Despite this, KZN ECOD MEC, Mike Mabuyakhulu last week announced plans to push ahead with the 7km cable car route and to extend it by another 5km to link it to the Afriski ski resort in Lesotho and indirectly to the failed Nondela Drakensburg Mountain Estate.
The DA regards this announcement as premature on the part of the MEC.
The financial sustainability of the project is under question. Nor does the cable way plan have the buy-in of surrounding local communities. Meanwhile environmentalists have expressed major concerns over the impact that the scheme may have.
While the plan may look exciting on paper, another very real concern in this fairly remote corner of the Drakensburg is the surrounding infrastructure.

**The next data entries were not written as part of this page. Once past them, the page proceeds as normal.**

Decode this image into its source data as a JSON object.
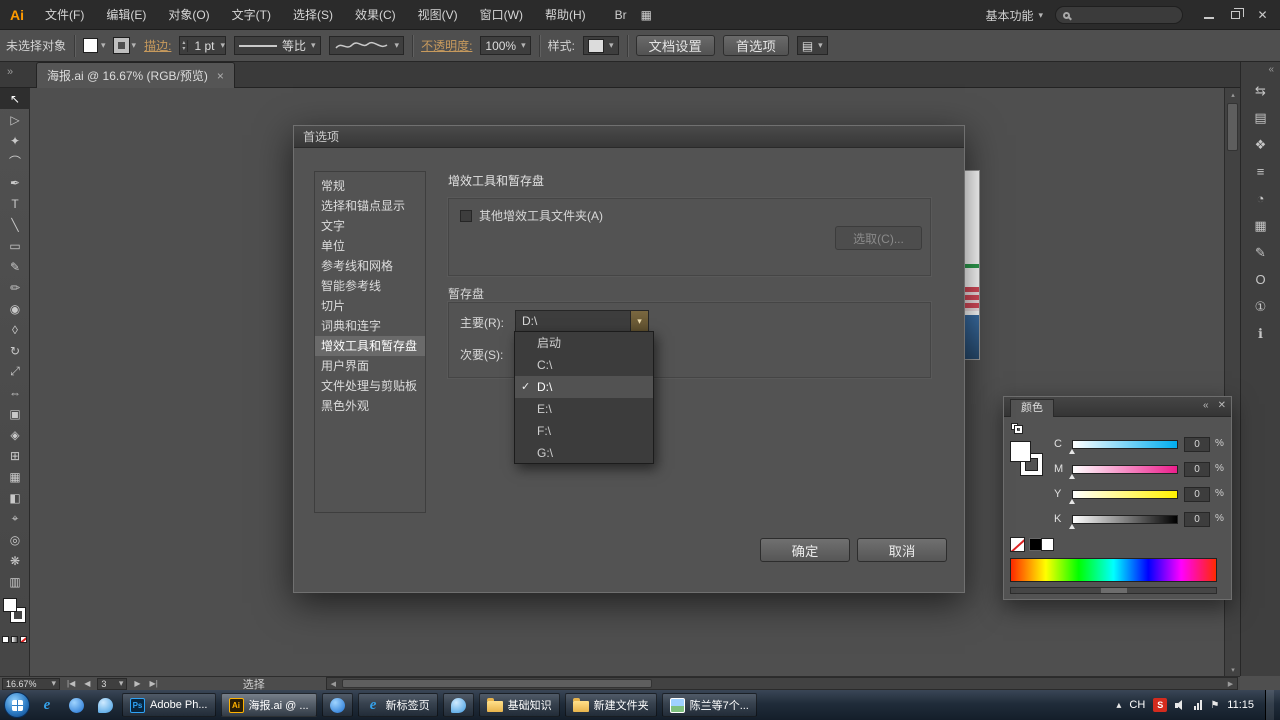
{
  "colors": {
    "accent_orange": "#ff9a00",
    "ui_background": "#4f4f4f",
    "dialog_background": "#535353",
    "selection_highlight": "#6a6a6a",
    "slider_cyan": "#00adef",
    "slider_magenta": "#ec1e8c",
    "slider_yellow": "#fff100",
    "taskbar_blue": "#1c2735"
  },
  "glyphs": {
    "down": "▾",
    "up": "▴",
    "left": "◀",
    "right": "▶",
    "check": "✓",
    "flag": "⚑"
  },
  "menu_bar": {
    "logo": "Ai",
    "items": [
      "文件(F)",
      "编辑(E)",
      "对象(O)",
      "文字(T)",
      "选择(S)",
      "效果(C)",
      "视图(V)",
      "窗口(W)",
      "帮助(H)"
    ],
    "bridge_label": "Br",
    "arrange_icon": "▦",
    "workspace_label": "基本功能",
    "search_value": "",
    "close_glyph": "✕"
  },
  "control_bar": {
    "selection_status": "未选择对象",
    "stroke_label": "描边:",
    "stroke_value": "1 pt",
    "profile_value": "等比",
    "opacity_label": "不透明度:",
    "opacity_value": "100%",
    "style_label": "样式:",
    "doc_setup_label": "文档设置",
    "preferences_label": "首选项",
    "panel_menu_icon": "▤"
  },
  "tab_bar": {
    "expand_glyph": "»",
    "active_tab": "海报.ai @ 16.67% (RGB/预览)",
    "close_glyph": "×"
  },
  "tools": [
    {
      "name": "selection-tool",
      "glyph": "↖"
    },
    {
      "name": "direct-selection-tool",
      "glyph": "▷"
    },
    {
      "name": "magic-wand-tool",
      "glyph": "✦"
    },
    {
      "name": "lasso-tool",
      "glyph": "⌒"
    },
    {
      "name": "pen-tool",
      "glyph": "✒"
    },
    {
      "name": "type-tool",
      "glyph": "T"
    },
    {
      "name": "line-segment-tool",
      "glyph": "╲"
    },
    {
      "name": "rectangle-tool",
      "glyph": "▭"
    },
    {
      "name": "paintbrush-tool",
      "glyph": "✎"
    },
    {
      "name": "pencil-tool",
      "glyph": "✏"
    },
    {
      "name": "blob-brush-tool",
      "glyph": "◉"
    },
    {
      "name": "eraser-tool",
      "glyph": "◊"
    },
    {
      "name": "rotate-tool",
      "glyph": "↻"
    },
    {
      "name": "scale-tool",
      "glyph": "⤢"
    },
    {
      "name": "width-tool",
      "glyph": "⇔"
    },
    {
      "name": "free-transform-tool",
      "glyph": "▣"
    },
    {
      "name": "shape-builder-tool",
      "glyph": "◈"
    },
    {
      "name": "perspective-grid-tool",
      "glyph": "⊞"
    },
    {
      "name": "mesh-tool",
      "glyph": "▦"
    },
    {
      "name": "gradient-tool",
      "glyph": "◧"
    },
    {
      "name": "eyedropper-tool",
      "glyph": "⌖"
    },
    {
      "name": "blend-tool",
      "glyph": "◎"
    },
    {
      "name": "symbol-sprayer-tool",
      "glyph": "❋"
    },
    {
      "name": "column-graph-tool",
      "glyph": "▥"
    }
  ],
  "dock": {
    "collapse_glyph": "«",
    "icons": [
      {
        "name": "kuler-panel-icon",
        "glyph": "⇆"
      },
      {
        "name": "layers-panel-icon",
        "glyph": "▤"
      },
      {
        "name": "graphic-styles-panel-icon",
        "glyph": "❖"
      },
      {
        "name": "stroke-panel-icon",
        "glyph": "≡"
      },
      {
        "name": "transparency-panel-icon",
        "glyph": "◔"
      },
      {
        "name": "symbols-panel-icon",
        "glyph": "▦"
      },
      {
        "name": "appearance-panel-icon",
        "glyph": "✎"
      },
      {
        "name": "attributes-panel-icon",
        "glyph": "O"
      },
      {
        "name": "variables-panel-icon",
        "glyph": "①"
      },
      {
        "name": "info-panel-icon",
        "glyph": "ℹ"
      }
    ]
  },
  "dialog": {
    "title": "首选项",
    "categories": [
      "常规",
      "选择和锚点显示",
      "文字",
      "单位",
      "参考线和网格",
      "智能参考线",
      "切片",
      "词典和连字",
      "增效工具和暂存盘",
      "用户界面",
      "文件处理与剪贴板",
      "黑色外观"
    ],
    "selected_category_index": 8,
    "heading": "增效工具和暂存盘",
    "other_plugins_label": "其他增效工具文件夹(A)",
    "choose_button": "选取(C)...",
    "scratch_group_title": "暂存盘",
    "primary_label": "主要(R):",
    "primary_value": "D:\\",
    "secondary_label": "次要(S):",
    "dropdown_options": [
      "启动",
      "C:\\",
      "D:\\",
      "E:\\",
      "F:\\",
      "G:\\"
    ],
    "dropdown_selected_index": 2,
    "ok_label": "确定",
    "cancel_label": "取消"
  },
  "color_panel": {
    "title": "颜色",
    "collapse_glyph": "«",
    "close_glyph": "✕",
    "channels": [
      {
        "label": "C",
        "value": "0"
      },
      {
        "label": "M",
        "value": "0"
      },
      {
        "label": "Y",
        "value": "0"
      },
      {
        "label": "K",
        "value": "0"
      }
    ],
    "unit": "%"
  },
  "status_bar": {
    "zoom": "16.67%",
    "first_glyph": "|◀",
    "prev_glyph": "◀",
    "artboard_number": "3",
    "next_glyph": "▶",
    "last_glyph": "▶|",
    "tool_hint": "选择"
  },
  "taskbar": {
    "ps_glyph": "Ps",
    "ai_glyph": "Ai",
    "ie_glyph": "e",
    "buttons": [
      {
        "label": "Adobe Ph..."
      },
      {
        "label": "海报.ai @ ..."
      },
      {
        "label": ""
      },
      {
        "label": "新标签页"
      },
      {
        "label": ""
      },
      {
        "label": "基础知识"
      },
      {
        "label": "新建文件夹"
      },
      {
        "label": "陈兰等7个..."
      }
    ],
    "tray": {
      "hidden_glyph": "▴",
      "input_label": "CH",
      "ime_label": "S",
      "time": "11:15"
    }
  }
}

The roads are no state to support a massive tourism development and would need to be upgraded considerably before such a development took place.
Then there is also the issue of the safety of tourists themselves.
These are all factors that could severely affect the sustainability of such a project.
Despite the evidence before them, the KZN government has also failed to note international best practice, which shows clearly that tourism attractions located in remote areas run a very high risk of failure.
The DA expects the MEC to consider all of these factors before announcing his next move.